Eve menghirup segelas kopi hangat yang baru saja ia beli dari sebuah mesin penjual kopi di ujung jalan. Ia menyesapnya perlahan sembari sesekali menghangatkan wajahnya dengan uap kopi tersebut.
Saat ini bulan November, salju sedang turun dengan kencangnya. Namun dengan nekat ia tetap duduk di bangku di depan sebuah gedung pusat perbelanjaan.

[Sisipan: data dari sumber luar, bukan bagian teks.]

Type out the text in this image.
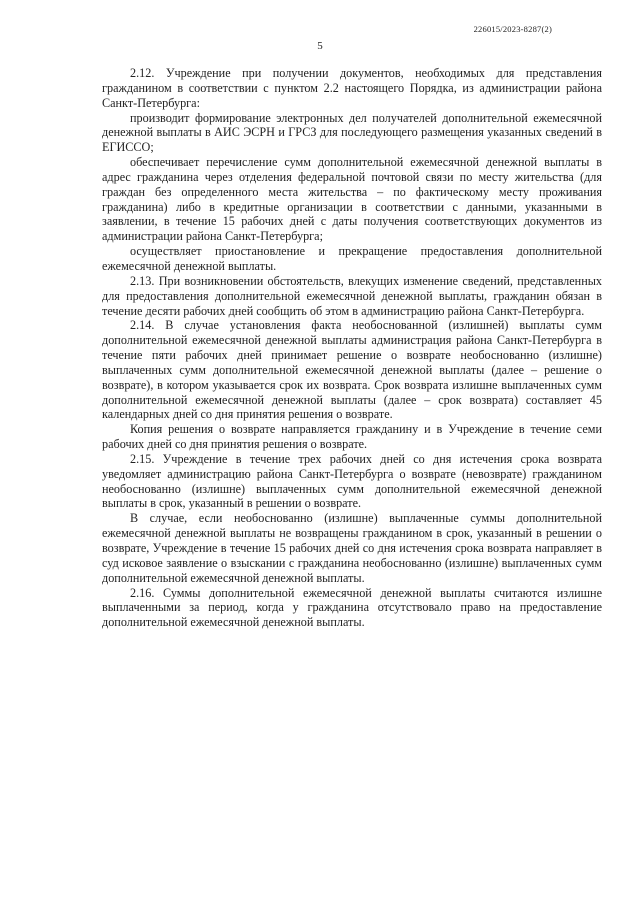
226015/2023-8287(2)
5

2.12. Учреждение при получении документов, необходимых для представления гражданином в соответствии с пунктом 2.2 настоящего Порядка, из администрации района Санкт-Петербурга:

производит формирование электронных дел получателей дополнительной ежемесячной денежной выплаты в АИС ЭСРН и ГРСЗ для последующего размещения указанных сведений в ЕГИССО;

обеспечивает перечисление сумм дополнительной ежемесячной денежной выплаты в адрес гражданина через отделения федеральной почтовой связи по месту жительства (для граждан без определенного места жительства – по фактическому месту проживания гражданина) либо в кредитные организации в соответствии с данными, указанными в заявлении, в течение 15 рабочих дней с даты получения соответствующих документов из администрации района Санкт-Петербурга;

осуществляет приостановление и прекращение предоставления дополнительной ежемесячной денежной выплаты.

2.13. При возникновении обстоятельств, влекущих изменение сведений, представленных для предоставления дополнительной ежемесячной денежной выплаты, гражданин обязан в течение десяти рабочих дней сообщить об этом в администрацию района Санкт-Петербурга.

2.14. В случае установления факта необоснованной (излишней) выплаты сумм дополнительной ежемесячной денежной выплаты администрация района Санкт-Петербурга в течение пяти рабочих дней принимает решение о возврате необоснованно (излишне) выплаченных сумм дополнительной ежемесячной денежной выплаты (далее – решение о возврате), в котором указывается срок их возврата. Срок возврата излишне выплаченных сумм дополнительной ежемесячной денежной выплаты (далее – срок возврата) составляет 45 календарных дней со дня принятия решения о возврате.

Копия решения о возврате направляется гражданину и в Учреждение в течение семи рабочих дней со дня принятия решения о возврате.

2.15. Учреждение в течение трех рабочих дней со дня истечения срока возврата уведомляет администрацию района Санкт-Петербурга о возврате (невозврате) гражданином необоснованно (излишне) выплаченных сумм дополнительной ежемесячной денежной выплаты в срок, указанный в решении о возврате.

В случае, если необоснованно (излишне) выплаченные суммы дополнительной ежемесячной денежной выплаты не возвращены гражданином в срок, указанный в решении о возврате, Учреждение в течение 15 рабочих дней со дня истечения срока возврата направляет в суд исковое заявление о взыскании с гражданина необоснованно (излишне) выплаченных сумм дополнительной ежемесячной денежной выплаты.

2.16. Суммы дополнительной ежемесячной денежной выплаты считаются излишне выплаченными за период, когда у гражданина отсутствовало право на предоставление дополнительной ежемесячной денежной выплаты.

Matanya melirik jam tangan di lengan kirinya. Sudah hampir setengah jam ia menunggu disini, namun orang yang ditunggunya tak kunjung datang.
Sembari menunggu, ia merogoh tasnya. Dan tangannya menemukan sebuah buku jurnal berwarna hijau tosca yang warnanya sudah mulai pudar. Ia baru teringat bahwa selama ini jurnal tersebut selalu ia bawa, meskipun sudah sangat lama tak pernah ia jamah isinya. Tangannya perlahan menelusuri buku tersebut. Seulas senyum terulas di bibirnya. Perlahan jari-jarinya membuka lembaran-lembaran buku tersebut hingga akhirnya sampai pada tulisan terakhir. Tulisan yang ia tulis 11 tahun yang lalu.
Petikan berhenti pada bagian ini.